Health and well-being, including pharmacy-specific programs, is of the utmost importance to our industry. Moreover, supermarket pharmacies provide a positive competitive market force in delivering affordable and accessible prescription medicines to consumers and patients. Over the years, however, FMI members have been frustrated by DIR fees, which PBMs have used strategically to recoup funds from pharmacies retroactively, often weeks or even months after prescriptions were filled. These retroactive fees, also commonly referred to as rebates or price concessions, are bad for consumer wallets and pharmacies alike: beneficiaries face higher cost-sharing for drugs, while the reimbursement uncertainty makes it extremely difficult for pharmacies to operate and take care of their patients (e.g. pharmacies often realize long after a prescription is filled that they didn’t even recoup their costs).

According to the federal government, pharmacy DIR fees have grown by more than 45,000 percent between 2010 and 2017! And, in an industry that operates on razor thin profit margins, supermarket pharmacies have virtually no ability to absorb these unexpected costs. Therefore, they are forced to either pass those costs on to consumers in the form of higher prices, or worse, discontinue offering pharmacy services altogether at certain locations. 

In January, we submitted comments in response to the aforementioned proposed rule. We expressed support for the proposal – especially the elimination of retroactive pharmacy DIR fees – and respectfully requested the Administration move forward in a timely manner. However, given the significance of this topic to FMI pharmacy members, we also included several cautionary points for consideration, such as the need for increased oversight of pharmaceutical supply chain intermediaries – particularly PBMs.

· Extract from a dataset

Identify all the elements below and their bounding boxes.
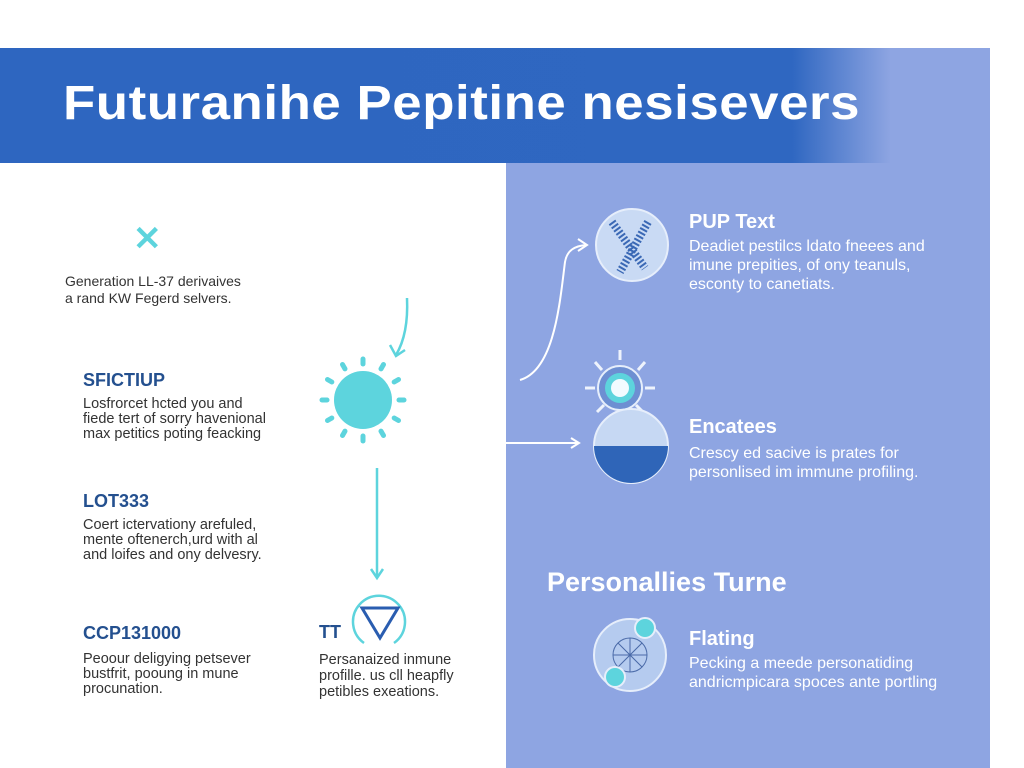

To that end, we requested that HHS adopt requirements for PBMs to offer pharmacies reasonable and appropriate reimbursement terms for prescription drugs, which at a minimum, cover the cost of procuring drugs and providing other services related to their dispensing.  Additionally, we asked the Administration to develop and formalize a standard set of performance metrics with achievable goals tailored to pharmacy type, drug dispensed, and disease state being managed, from which all plans and pharmacies would base their contractual agreements.

As written, the proposed rule demonstrates the Administration’s dedication to providing savings for consumers at the pharmacy counter, as well as needed support to pharmacies and their patients.  However, time will tell if/how the rule is finalized, and we will continue advocating for FMI pharmacies in the meantime.